Furthermore, since an unmanned underwater vehicle is used to supply power, it is possible to supply power to underwater equipment in the deep sea by remote control.

Furthermore, by exchanging various signals between the underwater equipment and the unmanned underwater vehicle in a power-supplied state, observation data of the underwater equipment can be received, and signals for operating the underwater equipment can be transmitted.

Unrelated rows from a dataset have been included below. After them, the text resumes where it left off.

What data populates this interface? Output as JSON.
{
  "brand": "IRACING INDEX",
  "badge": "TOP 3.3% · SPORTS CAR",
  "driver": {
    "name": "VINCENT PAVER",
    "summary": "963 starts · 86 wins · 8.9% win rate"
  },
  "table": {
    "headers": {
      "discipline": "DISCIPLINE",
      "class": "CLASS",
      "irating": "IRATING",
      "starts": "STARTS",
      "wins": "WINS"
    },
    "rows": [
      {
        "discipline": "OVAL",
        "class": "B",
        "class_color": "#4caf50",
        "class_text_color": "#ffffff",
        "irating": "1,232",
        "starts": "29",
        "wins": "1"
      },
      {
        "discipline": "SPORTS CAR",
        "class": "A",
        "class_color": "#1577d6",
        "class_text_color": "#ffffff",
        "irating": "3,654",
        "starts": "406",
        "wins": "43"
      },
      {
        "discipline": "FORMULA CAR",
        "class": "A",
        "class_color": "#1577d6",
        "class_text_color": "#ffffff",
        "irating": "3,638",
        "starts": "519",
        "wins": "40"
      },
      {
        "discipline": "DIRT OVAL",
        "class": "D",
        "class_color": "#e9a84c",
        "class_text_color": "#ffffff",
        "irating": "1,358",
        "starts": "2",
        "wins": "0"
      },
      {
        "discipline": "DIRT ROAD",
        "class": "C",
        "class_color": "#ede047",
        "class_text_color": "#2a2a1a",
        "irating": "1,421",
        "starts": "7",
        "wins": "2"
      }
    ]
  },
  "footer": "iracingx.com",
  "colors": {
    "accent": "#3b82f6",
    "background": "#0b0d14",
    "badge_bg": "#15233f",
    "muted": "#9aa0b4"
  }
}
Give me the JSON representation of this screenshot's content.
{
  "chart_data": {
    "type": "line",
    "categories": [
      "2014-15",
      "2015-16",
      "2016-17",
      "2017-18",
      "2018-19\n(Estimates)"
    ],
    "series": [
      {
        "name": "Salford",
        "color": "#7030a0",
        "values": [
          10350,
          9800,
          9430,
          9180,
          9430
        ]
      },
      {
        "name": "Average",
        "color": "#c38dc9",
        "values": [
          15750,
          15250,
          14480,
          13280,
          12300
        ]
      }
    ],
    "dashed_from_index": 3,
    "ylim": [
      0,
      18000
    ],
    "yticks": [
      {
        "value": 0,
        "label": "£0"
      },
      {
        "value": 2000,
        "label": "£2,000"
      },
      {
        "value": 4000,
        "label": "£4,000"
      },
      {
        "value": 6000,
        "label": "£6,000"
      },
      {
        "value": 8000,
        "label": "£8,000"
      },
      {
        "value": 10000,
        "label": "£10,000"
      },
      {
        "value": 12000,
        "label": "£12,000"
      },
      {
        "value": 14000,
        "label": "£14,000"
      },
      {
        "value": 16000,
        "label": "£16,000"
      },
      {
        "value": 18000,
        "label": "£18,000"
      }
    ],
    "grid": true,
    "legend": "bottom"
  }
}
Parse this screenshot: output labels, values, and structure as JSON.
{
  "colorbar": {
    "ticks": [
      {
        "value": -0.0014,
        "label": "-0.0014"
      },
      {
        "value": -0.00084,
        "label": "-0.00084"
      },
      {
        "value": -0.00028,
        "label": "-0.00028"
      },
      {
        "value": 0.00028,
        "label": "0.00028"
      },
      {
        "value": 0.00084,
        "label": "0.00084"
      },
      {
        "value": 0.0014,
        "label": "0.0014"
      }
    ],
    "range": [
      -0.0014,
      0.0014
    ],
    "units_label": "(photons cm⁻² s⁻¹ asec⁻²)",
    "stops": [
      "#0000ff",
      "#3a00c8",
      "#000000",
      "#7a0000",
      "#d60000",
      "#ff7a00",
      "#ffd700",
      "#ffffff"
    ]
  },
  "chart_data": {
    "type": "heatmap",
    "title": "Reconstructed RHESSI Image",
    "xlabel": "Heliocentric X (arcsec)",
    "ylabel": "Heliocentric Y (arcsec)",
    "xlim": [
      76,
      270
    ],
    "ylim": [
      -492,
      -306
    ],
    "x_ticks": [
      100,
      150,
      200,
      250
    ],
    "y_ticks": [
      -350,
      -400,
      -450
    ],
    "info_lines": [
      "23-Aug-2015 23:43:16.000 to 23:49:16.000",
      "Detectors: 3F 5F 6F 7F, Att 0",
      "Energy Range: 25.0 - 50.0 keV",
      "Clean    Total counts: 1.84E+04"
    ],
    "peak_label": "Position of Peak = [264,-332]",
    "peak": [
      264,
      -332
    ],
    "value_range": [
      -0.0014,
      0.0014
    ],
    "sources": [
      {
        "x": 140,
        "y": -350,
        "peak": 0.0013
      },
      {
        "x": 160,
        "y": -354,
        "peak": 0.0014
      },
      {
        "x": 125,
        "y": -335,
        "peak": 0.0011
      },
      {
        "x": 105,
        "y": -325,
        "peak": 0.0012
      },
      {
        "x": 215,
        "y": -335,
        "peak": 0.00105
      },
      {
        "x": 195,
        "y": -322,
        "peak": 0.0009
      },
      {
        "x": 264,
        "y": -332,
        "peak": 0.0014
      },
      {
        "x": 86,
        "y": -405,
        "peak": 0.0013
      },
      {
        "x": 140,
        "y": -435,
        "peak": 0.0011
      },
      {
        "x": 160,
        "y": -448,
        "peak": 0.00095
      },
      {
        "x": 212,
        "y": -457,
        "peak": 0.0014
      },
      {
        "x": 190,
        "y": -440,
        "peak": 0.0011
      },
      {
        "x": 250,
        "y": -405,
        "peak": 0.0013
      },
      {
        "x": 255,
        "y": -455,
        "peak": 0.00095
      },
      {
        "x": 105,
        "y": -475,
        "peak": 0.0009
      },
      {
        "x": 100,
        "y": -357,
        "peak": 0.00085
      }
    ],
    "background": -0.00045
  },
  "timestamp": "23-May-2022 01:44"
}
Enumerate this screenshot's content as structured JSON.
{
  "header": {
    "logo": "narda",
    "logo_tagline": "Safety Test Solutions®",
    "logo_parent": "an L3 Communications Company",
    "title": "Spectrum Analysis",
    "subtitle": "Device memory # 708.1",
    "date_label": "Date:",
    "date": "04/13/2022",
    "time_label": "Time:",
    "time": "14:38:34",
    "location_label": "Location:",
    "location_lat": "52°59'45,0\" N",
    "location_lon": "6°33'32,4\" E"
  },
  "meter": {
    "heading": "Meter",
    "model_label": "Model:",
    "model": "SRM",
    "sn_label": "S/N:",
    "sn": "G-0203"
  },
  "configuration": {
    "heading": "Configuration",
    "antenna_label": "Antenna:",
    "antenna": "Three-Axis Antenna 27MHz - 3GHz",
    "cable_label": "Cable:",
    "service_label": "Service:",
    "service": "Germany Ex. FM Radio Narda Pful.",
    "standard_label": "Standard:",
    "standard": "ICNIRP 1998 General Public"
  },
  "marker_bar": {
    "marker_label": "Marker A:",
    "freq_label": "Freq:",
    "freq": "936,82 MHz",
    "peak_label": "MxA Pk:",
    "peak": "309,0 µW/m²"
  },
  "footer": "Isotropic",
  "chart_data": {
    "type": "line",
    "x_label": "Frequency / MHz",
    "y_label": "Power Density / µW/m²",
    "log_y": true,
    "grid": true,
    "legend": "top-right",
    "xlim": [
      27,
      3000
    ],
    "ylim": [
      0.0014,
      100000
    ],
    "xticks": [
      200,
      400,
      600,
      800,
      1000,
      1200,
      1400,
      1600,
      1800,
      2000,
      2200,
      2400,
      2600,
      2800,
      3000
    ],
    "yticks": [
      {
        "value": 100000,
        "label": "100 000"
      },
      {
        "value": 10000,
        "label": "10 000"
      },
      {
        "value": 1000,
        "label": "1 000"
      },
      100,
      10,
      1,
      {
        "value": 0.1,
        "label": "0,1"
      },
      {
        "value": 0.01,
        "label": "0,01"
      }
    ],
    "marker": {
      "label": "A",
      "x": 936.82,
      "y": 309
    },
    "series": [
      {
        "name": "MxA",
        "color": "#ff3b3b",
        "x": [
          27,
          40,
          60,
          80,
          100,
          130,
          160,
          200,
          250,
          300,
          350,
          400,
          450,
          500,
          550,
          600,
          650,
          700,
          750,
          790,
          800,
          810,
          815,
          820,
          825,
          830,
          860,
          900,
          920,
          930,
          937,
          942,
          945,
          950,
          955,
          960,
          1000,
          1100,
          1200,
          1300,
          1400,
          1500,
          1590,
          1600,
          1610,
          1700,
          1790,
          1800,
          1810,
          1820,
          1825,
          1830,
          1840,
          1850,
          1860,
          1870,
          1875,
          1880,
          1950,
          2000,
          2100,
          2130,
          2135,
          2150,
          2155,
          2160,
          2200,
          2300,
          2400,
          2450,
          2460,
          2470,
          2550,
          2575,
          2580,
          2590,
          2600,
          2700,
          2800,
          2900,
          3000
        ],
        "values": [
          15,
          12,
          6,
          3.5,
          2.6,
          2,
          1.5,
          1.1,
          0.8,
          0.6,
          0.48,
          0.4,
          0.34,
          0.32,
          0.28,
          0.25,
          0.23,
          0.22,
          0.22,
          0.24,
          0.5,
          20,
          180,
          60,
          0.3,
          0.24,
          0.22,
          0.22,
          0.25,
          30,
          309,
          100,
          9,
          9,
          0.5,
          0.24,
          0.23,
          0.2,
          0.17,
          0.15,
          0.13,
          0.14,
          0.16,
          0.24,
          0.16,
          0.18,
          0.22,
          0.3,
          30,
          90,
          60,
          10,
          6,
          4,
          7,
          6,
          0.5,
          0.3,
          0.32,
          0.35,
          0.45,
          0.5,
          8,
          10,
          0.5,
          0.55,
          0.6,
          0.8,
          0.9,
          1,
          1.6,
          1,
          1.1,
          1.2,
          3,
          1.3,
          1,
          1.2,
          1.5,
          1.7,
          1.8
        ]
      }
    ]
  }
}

[Brief explanation of the drawing]

Fig. 1 is a schematic diagram showing an embodiment of the present invention, Fig. 2 is a front sectional view of a submersible, Fig. 3 is a front sectional view of observation equipment (underwater equipment), and Fig. 4 shows the relationship between the submersible and observation equipment. 5 is an enlarged view of the power feeding section, FIG. 6 is an enlarged view of the power receiving section, FIG. 7 is an enlarged view showing the engaged state of the power feeding section and the power receiving section, and FIG. 8 is an enlarged view of the power feeding section and the power receiving section. A sectional view taken along the line ■-■ in FIG. 7, and FIG. 9 is an explanatory diagram of a device for transmitting and receiving signals of observation data. 1... Underwater power supply device, 7... Observation equipment (underwater equipment), 10', 20', 39', 49... Guide, 1
4... Power feeding part, 21... Cylindrical body, 22... Primary coil, 23.44... Iron core, 36... Rectifier, 37
...Storage battery, 41...Power receiving unit, 43...Secondary coil, 45...Brim part, 51...Transformer.

Claims (1)

[Claims] A transformer is divided into a power supply section that can be engaged and separated, and a power supply section that includes a primary coil and a power reception section that includes a secondary coil, and the power supply section is used for an unmanned underwater vehicle, and the power reception section is used for underwater equipment operated by a storage battery. A remote underwater power supply device, wherein the power receiving section is attached to be able to engage with the power feeding section.